So here’s a blog entry that’s over ten years late.
I’ve been storming my way through Star Trek: Voyager recently. Apart from a few dodgy episodes (let’s not even talk about Threshold) and a dislike for any plotline that involves The Romantic and Sexist Adventures of Harry Kim, I’ve been overjoyed to find that the writing and character construction in this show still holds a lot of water. I have genuinely cried my eyes out over this crew, and I find Janeway in particular to be an incredibly inspiring character.
This evening I came home and watched ‘Retrospect’, an episode halfway through season four. It’s the series that saw Seven of Nine join the principle crew, and many of her stories so far have dealt with attempts to rehabilitate the former Borg and help her reclaim her humanity. A large part of this has been an emphasis on personal autonomy and independence. In the previous episode, ‘Prey’, Seven and Janeway argued about the boundaries of this independence, with Seven challenging the conflict between being encouraged to think for herself but also being expected to think like the rest of the crew.
So when the Doctor helps Seven recover what they both believe to be the repressed memories of a physical assault, it is a powerful statement of how this character is beginning to think about herself and her body that she describes the attack as being ‘violated’. What she remembers happening isn’t a rape but a harvesting of her Borg technology, but nevertheless this is an episode thick with rape metaphors: because of the use of terms like ‘violated’, because of Seven’s anxiety attacks, because of the (somewhat blunt) parallels drawn between nano-probes and semen, because of the disbelief Seven encounters from her crew, because of the framing of the accusation itself as something which could destroy the accused’s life, because because because.
When the episode started I was naively excited about the direction it was going. I felt it began with a series of interesting, if not wildly original, scenes covering the psychological effects of repressing, then remembering, trauma. Jeri Ryan delivered a glorious performance, and it was refreshing to see strong, unemotional Seven as an unusual depiction of a victim. I thought the reactions of Seven’s confidants were probably accurate even if they were a bit victim-blame-y in places, but I was full expecting that by having Seven’s male superiors raise her history of hallucinations, the show was preparing for a Janeway smackdown. There was no such smackdown, because for some reason my beloved captain had to be fair to a creepy weapon salesman rather than defend her crew-member (despite later claiming that she had been blinded by her desire to protect Seven. I do not think that means what you think it means, show). Still, the accused man’s reactions to the accusation seemed on point, particularly his incredibly self-centred attitude.
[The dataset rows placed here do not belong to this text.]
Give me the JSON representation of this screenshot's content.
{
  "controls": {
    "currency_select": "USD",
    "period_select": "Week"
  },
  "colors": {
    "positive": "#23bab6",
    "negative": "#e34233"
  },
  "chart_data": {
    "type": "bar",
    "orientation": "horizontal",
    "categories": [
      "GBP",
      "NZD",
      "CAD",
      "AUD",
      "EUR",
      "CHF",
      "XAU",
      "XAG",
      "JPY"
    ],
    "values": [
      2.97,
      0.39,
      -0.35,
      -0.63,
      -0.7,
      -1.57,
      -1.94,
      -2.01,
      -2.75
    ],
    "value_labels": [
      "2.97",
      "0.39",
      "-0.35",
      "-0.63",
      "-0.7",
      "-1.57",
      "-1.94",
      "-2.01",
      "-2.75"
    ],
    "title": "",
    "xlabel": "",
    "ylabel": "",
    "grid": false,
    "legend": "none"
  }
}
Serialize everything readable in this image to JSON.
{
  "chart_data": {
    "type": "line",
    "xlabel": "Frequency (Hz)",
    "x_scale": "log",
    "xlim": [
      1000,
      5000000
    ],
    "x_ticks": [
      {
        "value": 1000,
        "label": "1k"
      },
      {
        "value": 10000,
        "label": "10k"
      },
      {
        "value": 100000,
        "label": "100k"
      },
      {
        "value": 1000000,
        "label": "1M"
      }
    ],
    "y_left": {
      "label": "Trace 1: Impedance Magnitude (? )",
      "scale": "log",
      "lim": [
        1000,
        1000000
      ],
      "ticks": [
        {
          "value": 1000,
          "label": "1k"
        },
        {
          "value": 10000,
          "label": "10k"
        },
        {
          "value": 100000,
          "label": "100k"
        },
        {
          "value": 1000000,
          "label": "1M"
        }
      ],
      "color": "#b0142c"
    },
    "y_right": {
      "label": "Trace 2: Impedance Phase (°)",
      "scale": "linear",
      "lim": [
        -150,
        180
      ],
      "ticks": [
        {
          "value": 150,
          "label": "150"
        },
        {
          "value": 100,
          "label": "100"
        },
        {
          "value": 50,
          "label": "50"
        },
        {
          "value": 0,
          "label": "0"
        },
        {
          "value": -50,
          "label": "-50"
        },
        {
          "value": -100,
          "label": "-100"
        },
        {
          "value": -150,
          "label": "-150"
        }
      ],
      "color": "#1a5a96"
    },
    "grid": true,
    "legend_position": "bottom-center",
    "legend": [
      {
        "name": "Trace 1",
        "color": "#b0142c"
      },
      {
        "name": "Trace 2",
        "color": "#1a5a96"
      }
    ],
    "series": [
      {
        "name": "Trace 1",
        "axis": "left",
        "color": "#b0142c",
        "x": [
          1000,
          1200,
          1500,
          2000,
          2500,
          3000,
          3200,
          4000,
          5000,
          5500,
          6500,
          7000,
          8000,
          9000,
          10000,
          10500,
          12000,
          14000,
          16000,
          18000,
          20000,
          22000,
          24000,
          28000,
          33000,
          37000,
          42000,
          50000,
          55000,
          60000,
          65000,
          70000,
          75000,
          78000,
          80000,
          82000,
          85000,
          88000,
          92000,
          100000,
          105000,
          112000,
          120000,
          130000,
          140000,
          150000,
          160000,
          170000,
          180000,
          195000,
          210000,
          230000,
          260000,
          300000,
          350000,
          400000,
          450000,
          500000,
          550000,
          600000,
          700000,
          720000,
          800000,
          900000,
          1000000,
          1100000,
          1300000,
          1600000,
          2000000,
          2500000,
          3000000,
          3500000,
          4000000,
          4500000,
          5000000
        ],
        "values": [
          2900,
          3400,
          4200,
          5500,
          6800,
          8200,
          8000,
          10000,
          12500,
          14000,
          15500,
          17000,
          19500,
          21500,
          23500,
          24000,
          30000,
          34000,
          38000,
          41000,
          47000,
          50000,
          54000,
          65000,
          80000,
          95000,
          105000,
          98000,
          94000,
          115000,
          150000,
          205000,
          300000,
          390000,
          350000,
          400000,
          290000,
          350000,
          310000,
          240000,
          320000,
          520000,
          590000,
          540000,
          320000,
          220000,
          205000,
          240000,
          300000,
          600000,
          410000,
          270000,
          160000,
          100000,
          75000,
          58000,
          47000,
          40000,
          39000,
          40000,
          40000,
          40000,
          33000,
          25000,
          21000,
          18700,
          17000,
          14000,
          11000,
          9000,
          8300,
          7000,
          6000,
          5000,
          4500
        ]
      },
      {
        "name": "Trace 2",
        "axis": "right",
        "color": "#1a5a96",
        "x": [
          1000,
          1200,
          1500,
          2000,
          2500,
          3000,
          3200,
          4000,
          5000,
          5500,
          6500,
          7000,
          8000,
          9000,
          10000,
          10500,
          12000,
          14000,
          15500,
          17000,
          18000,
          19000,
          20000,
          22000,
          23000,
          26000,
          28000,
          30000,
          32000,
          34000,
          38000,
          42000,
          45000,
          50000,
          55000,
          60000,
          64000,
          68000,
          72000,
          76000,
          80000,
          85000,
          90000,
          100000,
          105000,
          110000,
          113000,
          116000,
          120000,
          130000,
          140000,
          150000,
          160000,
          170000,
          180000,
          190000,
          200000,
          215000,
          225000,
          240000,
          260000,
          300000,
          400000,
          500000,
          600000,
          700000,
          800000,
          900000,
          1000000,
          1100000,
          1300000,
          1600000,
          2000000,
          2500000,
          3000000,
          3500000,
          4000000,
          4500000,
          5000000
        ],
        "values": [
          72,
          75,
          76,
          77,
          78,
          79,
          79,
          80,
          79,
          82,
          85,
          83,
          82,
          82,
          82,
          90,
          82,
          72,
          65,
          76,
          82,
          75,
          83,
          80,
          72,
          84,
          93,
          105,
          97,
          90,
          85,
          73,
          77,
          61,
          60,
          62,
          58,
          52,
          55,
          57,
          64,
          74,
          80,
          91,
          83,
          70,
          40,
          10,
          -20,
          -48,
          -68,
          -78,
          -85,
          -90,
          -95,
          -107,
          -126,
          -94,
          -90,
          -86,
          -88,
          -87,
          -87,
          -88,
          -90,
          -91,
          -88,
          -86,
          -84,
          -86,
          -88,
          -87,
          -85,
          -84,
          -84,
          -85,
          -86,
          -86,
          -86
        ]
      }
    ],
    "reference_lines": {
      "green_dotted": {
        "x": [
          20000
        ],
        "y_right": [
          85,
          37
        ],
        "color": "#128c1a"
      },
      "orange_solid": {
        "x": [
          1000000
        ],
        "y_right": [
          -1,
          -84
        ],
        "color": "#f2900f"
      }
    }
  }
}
My alarm bells didn’t really go off until the examination of the ‘scene of the crime’, where the Doctor suddenly decided to take an out of character turn as a gross parody of the misleading psychiatrist/over-zealous activist. And then, as it was discovered that there was no concrete evidence of any assault having taken place, the episode came tumbling down.
What it boils down to is this: rape trials, if a rape even gets to trial (and the stats are abysmal), can often boil down to ‘she said/he said’. Voyager is not wrong to play out such a story. But that’s not the story ‘Retrospect’ told. For some reason, the episode veered off wildly into a half-boiled critique of the psychiatry of recovering repressed memories. As soon as it became apparent that the evidence of the assault was inconclusive, Seven’s recovered memories were neatly explained away (in the space of a few lines) as being residual trauma from unspecified medical procedures that were, y’know, probably performed by the Borg for some reason or other. Despite the fact that the Doctor had argued very convincingly that this was probably not the case earlier in the episode for reasons to do with Seven’s actual brain physiology, a few splatters of innocent
semen nano-probes were enough to make him forget all of this other evidence and chalk it up to not really understanding Seven’s neurology yet. What. So suddenly this is a story about the Doctor being a crap psychiatrist and Seven being a lying liar and that poor poor dead accused weapons salesman who so tragically died whilst trying to destroy the whole ship and everyone on it because of the terrible lies of Seven and the cloudy judgement of her friends, blah blah blah…
Unconsciously, I’m sure we’d all like to believe that false accusations account for a significant proportion of the women raped every single day in this country, because that would mean that this crime actually having taken place is the exception, not the rule. It would be an amazing world to live in where women were not routinely victimised and assaulted by the people they love and trust. But the world we actually live in is one where on top of 1 in 3 women being raped, the few women amongst that number who do come forward will be routinely disbelieved and blamed.
So consider this a retrospective fuck you, writers of Voyager, for perpetuating the myth that women cannot be believed when it comes to rape, and that the perpetrators are somehow equally deserving of our compassion. Consider that one human experience you shouldn’t have used just so that the Doctor could learn a valuable lesson about not being a dodgy hack psychiatrist. And frankly, how dare you belittle the experiences of rape survivors in order to teach Seven how to feel anger and remorse. Anger: I’m feeling it. Remorse: I hope you have some.